Hash Table Questions at TCS: What to Expect
Prepare for Hash Table interview questions at TCS — patterns, difficulty breakdown, and study tips.
Hash Table questions appear in nearly 1 in 5 TCS coding problems. With 41 specific problems tagged, it’s a core data structure you must master. TCS often uses these questions to assess fundamental computer science knowledge, data organization skills, and the ability to write efficient code for real-world scenarios like indexing, frequency counting, and duplicate detection. A strong performance here demonstrates you understand time-space trade-offs—a key evaluation criteria.
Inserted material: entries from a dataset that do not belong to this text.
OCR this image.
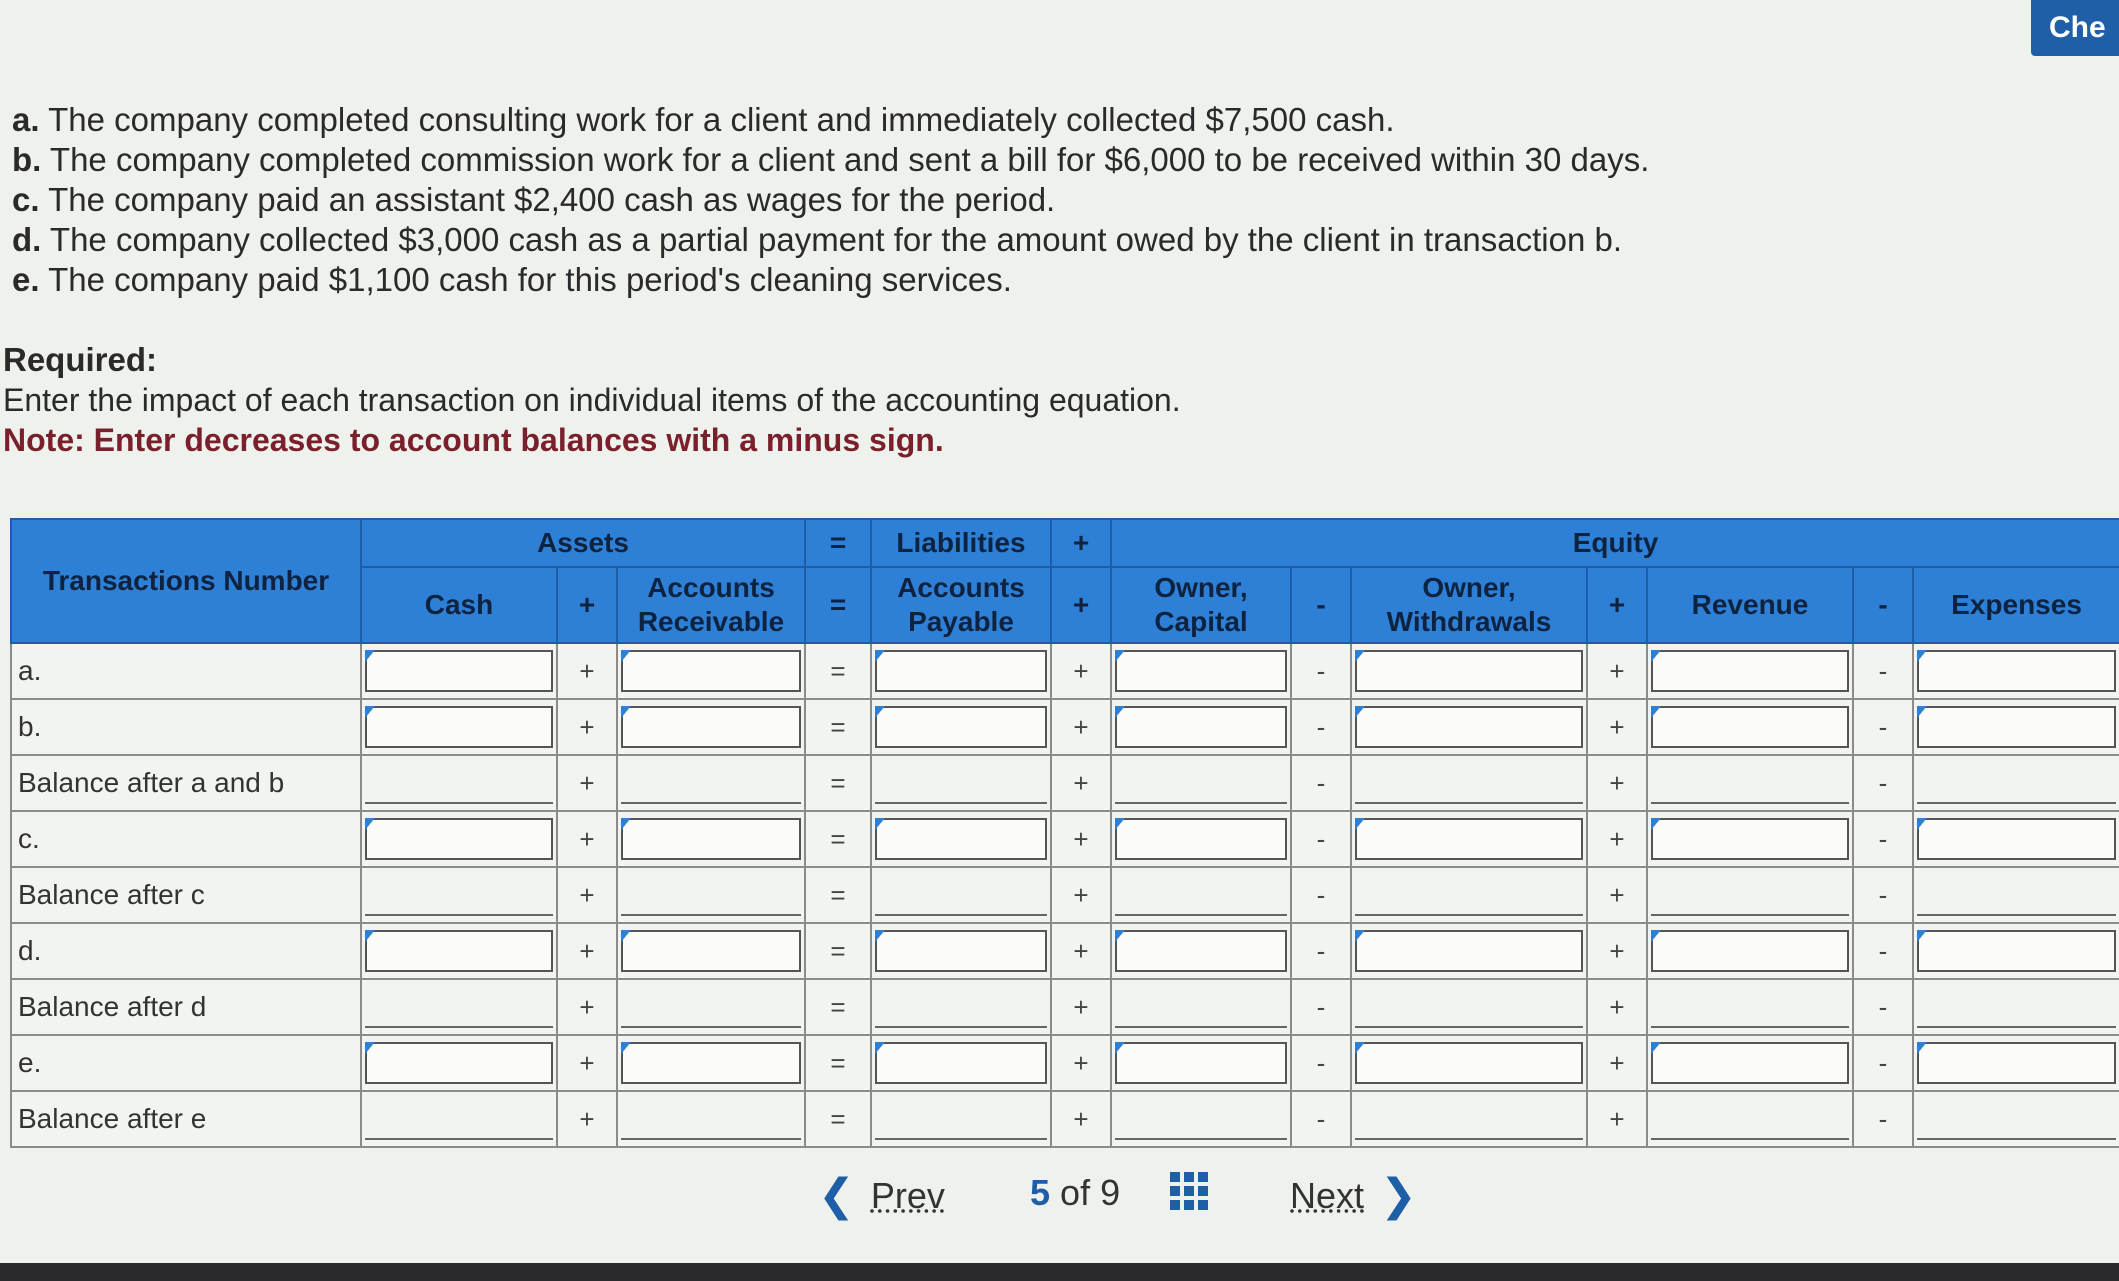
Che
a. The company completed consulting work for a client and immediately collected $7,500 cash.
b. The company completed commission work for a client and sent a bill for $6,000 to be received within 30 days.
c. The company paid an assistant $2,400 cash as wages for the period.
d. The company collected $3,000 cash as a partial payment for the amount owed by the client in transaction b.
e. The company paid $1,100 cash for this period's cleaning services.
Required:
Enter the impact of each transaction on individual items of the accounting equation.
Note: Enter decreases to account balances with a minus sign.
Transactions Number	Assets			=	Liabilities	+	Equity						
	Cash	+	Accounts Receivable	=	Accounts Payable	+	Owner, Capital	-	Owner, Withdrawals	+	Revenue	-	Expenses
a.		+		=		+		-		+		-	

b.		+		=		+		-		+		-	

Balance after a and b		+		=		+		-		+		-	

c.		+		=		+		-		+		-	

Balance after c		+		=		+		-		+		-	

d.		+		=		+		-		+		-	

Balance after d		+		=		+		-		+		-	

e.		+		=		+		-		+		-	

Balance after e		+		=		+		-		+		-	
❮ Prev 5 of 9	Next ❯
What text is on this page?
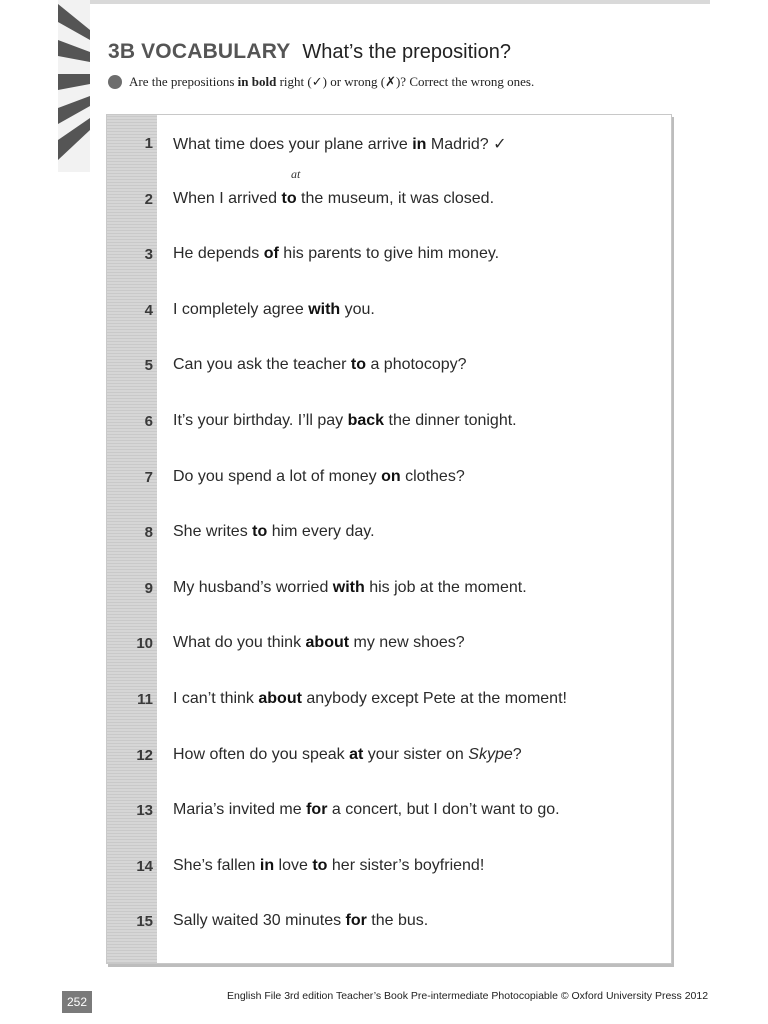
3B VOCABULARY What’s the preposition?
Are the prepositions in bold right (✓) or wrong (✗)? Correct the wrong ones.
1 What time does your plane arrive in Madrid? ✓
2 When I arrived to the museum, it was closed.
at
3 He depends of his parents to give him money.
4 I completely agree with you.
5 Can you ask the teacher to a photocopy?
6 It’s your birthday. I’ll pay back the dinner tonight.
7 Do you spend a lot of money on clothes?
8 She writes to him every day.
9 My husband’s worried with his job at the moment.
10 What do you think about my new shoes?
11 I can’t think about anybody except Pete at the moment!
12 How often do you speak at your sister on Skype?
13 Maria’s invited me for a concert, but I don’t want to go.
14 She’s fallen in love to her sister’s boyfriend!
15 Sally waited 30 minutes for the bus.
252	English File 3rd edition Teacher’s Book Pre-intermediate Photocopiable © Oxford University Press 2012
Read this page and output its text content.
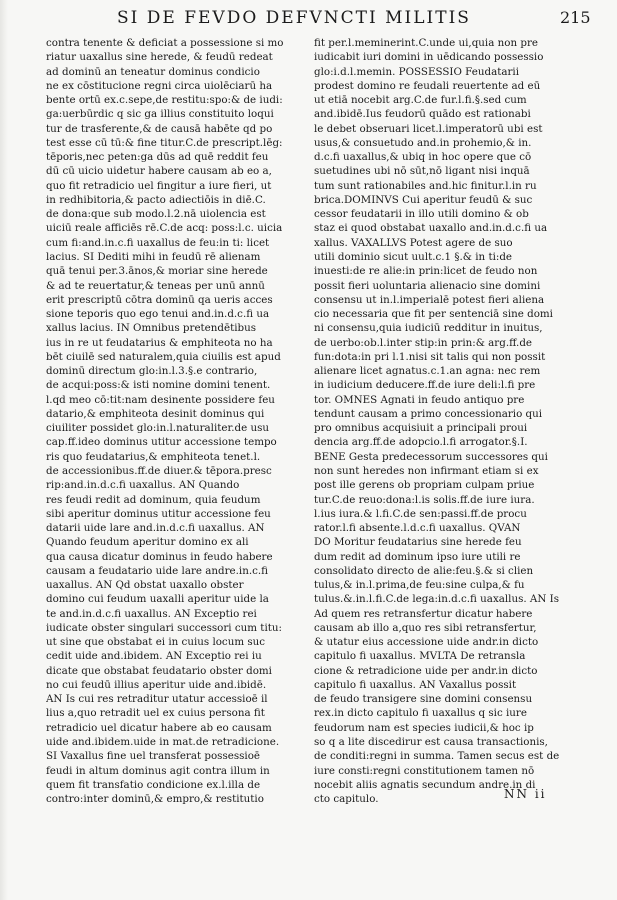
SI DE FEVDO DEFVNCTI MILITIS	215
contra tenente & deficiat a possessione si mo
riatur uaxallus sine herede, & feudū redeat
ad dominū an teneatur dominus condicio
ne ex cōstitucione regni circa uiolēciarū ha
bente ortū ex.c.sepe,de restitu:spo:& de iudi:
ga:uerbūrdic q sic ga illius constituito loqui
tur de trasferente,& de causā habēte qd po
test esse cū tū:& fine titur.C.de prescript.lēg:
tēporis,nec peten:ga dūs ad quē reddit feu
dū cū uicio uidetur habere causam ab eo a,
quo fit retradicio uel fingitur a iure fieri, ut
in redhibitoria,& pacto adiectiōis in diē.C.
de dona:que sub modo.l.2.nā uiolencia est
uiciū reale afficiēs rē.C.de acq: poss:l.c. uicia
cum fi:and.in.c.fi uaxallus de feu:in ti: licet
lacius. SI Dediti mihi in feudū rē alienam
quā tenui per.3.ānos,& moriar sine herede
& ad te reuertatur,& teneas per unū annū
erit prescriptū cōtra dominū qa ueris acces
sione teporis quo ego tenui and.in.d.c.fi ua
xallus lacius. IN Omnibus pretendētibus
ius in re ut feudatarius & emphiteota no ha
bēt ciuilē sed naturalem,quia ciuilis est apud
dominū directum glo:in.l.3.§.e contrario,
de acqui:poss:& isti nomine domini tenent.
l.qd meo cō:tit:nam desinente possidere feu
datario,& emphiteota desinit dominus qui
ciuiliter possidet glo:in.l.naturaliter.de usu
cap.ff.ideo dominus utitur accessione tempo
ris quo feudatarius,& emphiteota tenet.l.
de accessionibus.ff.de diuer.& tēpora.presc
rip:and.in.d.c.fi uaxallus. AN Quando
res feudi redit ad dominum, quia feudum
sibi aperitur dominus utitur accessione feu
datarii uide lare and.in.d.c.fi uaxallus. AN
Quando feudum aperitur domino ex ali
qua causa dicatur dominus in feudo habere
causam a feudatario uide lare andre.in.c.fi
uaxallus. AN Qd obstat uaxallo obster
domino cui feudum uaxalli aperitur uide la
te and.in.d.c.fi uaxallus. AN Exceptio rei
iudicate obster singulari successori cum titu:
ut sine que obstabat ei in cuius locum suc
cedit uide and.ibidem. AN Exceptio rei iu
dicate que obstabat feudatario obster domi
no cui feudū illius aperitur uide and.ibidē.
AN Is cui res retraditur utatur accessioē il
lius a,quo retradit uel ex cuius persona fit
retradicio uel dicatur habere ab eo causam
uide and.ibidem.uide in mat.de retradicione.
SI Vaxallus fine uel transferat possessioē
feudi in altum dominus agit contra illum in
quem fit transfatio condicione ex.l.illa de
contro:inter dominū,& empro,& restitutio
fit per.l.meminerint.C.unde ui,quia non pre
iudicabit iuri domini in uēdicando possessio
glo:i.d.l.memin. POSSESSIO Feudatarii
prodest domino re feudali reuertente ad eū
ut etiā nocebit arg.C.de fur.l.fi.§.sed cum
and.ibidē.Ius feudorū quādo est rationabi
le debet obseruari licet.l.imperatorū ubi est
usus,& consuetudo and.in prohemio,& in.
d.c.fi uaxallus,& ubiq in hoc opere que cō
suetudines ubi nō sūt,nō ligant nisi inquā
tum sunt rationabiles and.hic finitur.l.in ru
brica.DOMINVS Cui aperitur feudū & suc
cessor feudatarii in illo utili domino & ob
staz ei quod obstabat uaxallo and.in.d.c.fi ua
xallus. VAXALLVS Potest agere de suo
utili dominio sicut uult.c.1 §.& in ti:de
inuesti:de re alie:in prin:licet de feudo non
possit fieri uoluntaria alienacio sine domini
consensu ut in.l.imperialē potest fieri aliena
cio necessaria que fit per sentenciā sine domi
ni consensu,quia iudiciū redditur in inuitus,
de uerbo:ob.l.inter stip:in prin:& arg.ff.de
fun:dota:in pri l.1.nisi sit talis qui non possit
alienare licet agnatus.c.1.an agna: nec rem
in iudicium deducere.ff.de iure deli:l.fi pre
tor. OMNES Agnati in feudo antiquo pre
tendunt causam a primo concessionario qui
pro omnibus acquisiuit a principali proui
dencia arg.ff.de adopcio.l.fi arrogator.§.I.
BENE Gesta predecessorum successores qui
non sunt heredes non infirmant etiam si ex
post ille gerens ob propriam culpam priue
tur.C.de reuo:dona:l.is solis.ff.de iure iura.
l.ius iura.& l.fi.C.de sen:passi.ff.de procu
rator.l.fi absente.l.d.c.fi uaxallus. QVAN
DO Moritur feudatarius sine herede feu
dum redit ad dominum ipso iure utili re
consolidato directo de alie:feu.§.& si clien
tulus,& in.l.prima,de feu:sine culpa,& fu
tulus.&.in.l.fi.C.de lega:in.d.c.fi uaxallus. AN Is
Ad quem res retransfertur dicatur habere
causam ab illo a,quo res sibi retransfertur,
& utatur eius accessione uide andr.in dicto
capitulo fi uaxallus. MVLTA De retransla
cione & retradicione uide per andr.in dicto
capitulo fi uaxallus. AN Vaxallus possit
de feudo transigere sine domini consensu
rex.in dicto capitulo fi uaxallus q sic iure
feudorum nam est species iudicii,& hoc ip
so q a lite discedirur est causa transactionis,
de conditi:regni in summa. Tamen secus est de
iure consti:regni constitutionem tamen nō
nocebit aliis agnatis secundum andre.in di
cto capitulo.	NN ii
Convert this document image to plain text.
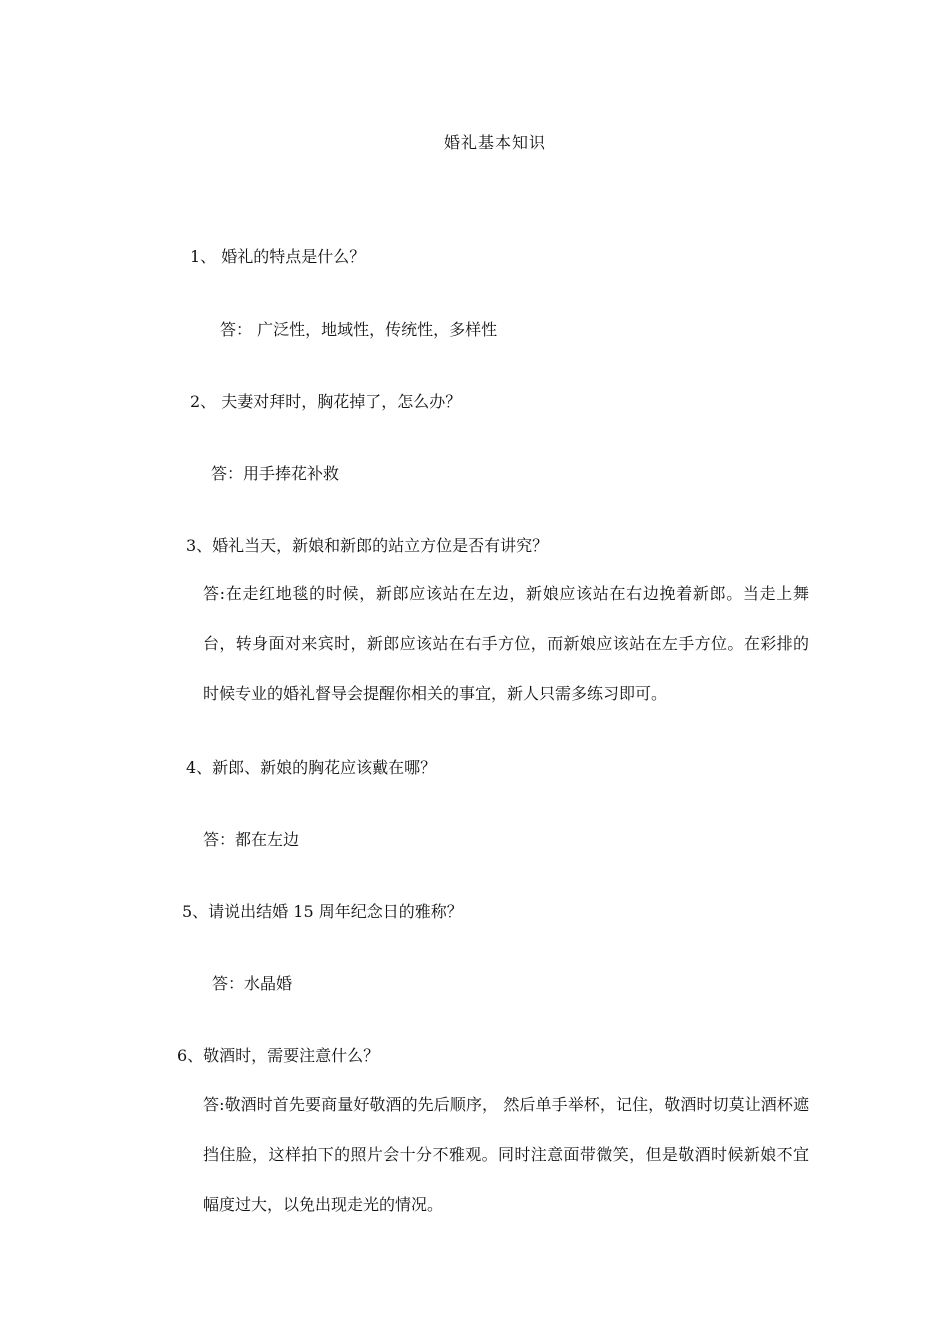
婚礼基本知识
1、 婚礼的特点是什么？
答： 广泛性，地域性，传统性，多样性
2、 夫妻对拜时，胸花掉了，怎么办？
答：用手捧花补救
3、婚礼当天，新娘和新郎的站立方位是否有讲究？

答:在走红地毯的时候，新郎应该站在左边，新娘应该站在右边挽着新郎。当走上舞台，转身面对来宾时，新郎应该站在右手方位，而新娘应该站在左手方位。在彩排的时候专业的婚礼督导会提醒你相关的事宜，新人只需多练习即可。

4、新郎、新娘的胸花应该戴在哪？
答：都在左边
5、请说出结婚 15 周年纪念日的雅称？
答：水晶婚
6、敬酒时，需要注意什么？

答:敬酒时首先要商量好敬酒的先后顺序， 然后单手举杯，记住，敬酒时切莫让酒杯遮挡住脸，这样拍下的照片会十分不雅观。同时注意面带微笑，但是敬酒时候新娘不宜幅度过大，以免出现走光的情况。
What to Expect — types of problems
TCS Hash Table problems generally fall into three practical categories:
- Frequency Counting: The most common type. You’ll be asked to track occurrences of elements—characters in a string, numbers in an array, or items in a dataset. Typical questions involve finding the first non-repeating character, checking if two strings are anagrams, or identifying the majority element.
- Lookup & Membership: Problems where you need to quickly check if an element exists or retrieve associated data. Examples include implementing a cache, finding two numbers that sum to a target, or verifying if a pair with a given difference exists in an array.
- Data Mapping & Grouping: Slightly more complex tasks that involve using a hash table (or dictionary) to group related data. This could mean grouping anagrams together, finding symmetric pairs in a list of tuples, or mapping employees to departments.
The problems are usually of easy to medium difficulty, focusing on correct application of the concept rather than complex algorithmic trickery.
How to Prepare — study tips with one code example
Start by solidifying the fundamentals: understand how hash tables provide average O(1) time for insert, delete, and lookup operations. Know how collisions are handled (chaining or open addressing). Practice by first solving problems using your language’s built-in structure (dict, Map, HashMap), then try to implement a simple hash table from scratch to deepen your understanding.
The most critical pattern is the frequency map. Build it instinctively when you see a problem about counts or duplicates.
def find_first_unique_char(s: str) -> str:
freq = {}
# Build frequency map
for ch in s:
freq[ch] = freq.get(ch, 0) + 1
# Find first character with count 1
for ch in s:
if freq[ch] == 1:
return ch
return "" # or a sentinel value
Recommended Practice Order
- Basics: Solve straightforward frequency counting problems (e.g., "Check if two strings are anagrams").
- Lookup: Move to problems that use hash tables for fast membership checks (e.g., "Two Sum").
- Grouping: Tackle problems that require grouping data by a key (e.g., "Group Anagrams").
- Integration: Finally, solve problems where a hash table is one component of a more complex solution (e.g., used alongside a sliding window or a heap).
Focus on writing clean, correct code under time constraints. For each problem, analyze the time and space complexity aloud during practice to internalize the trade-offs.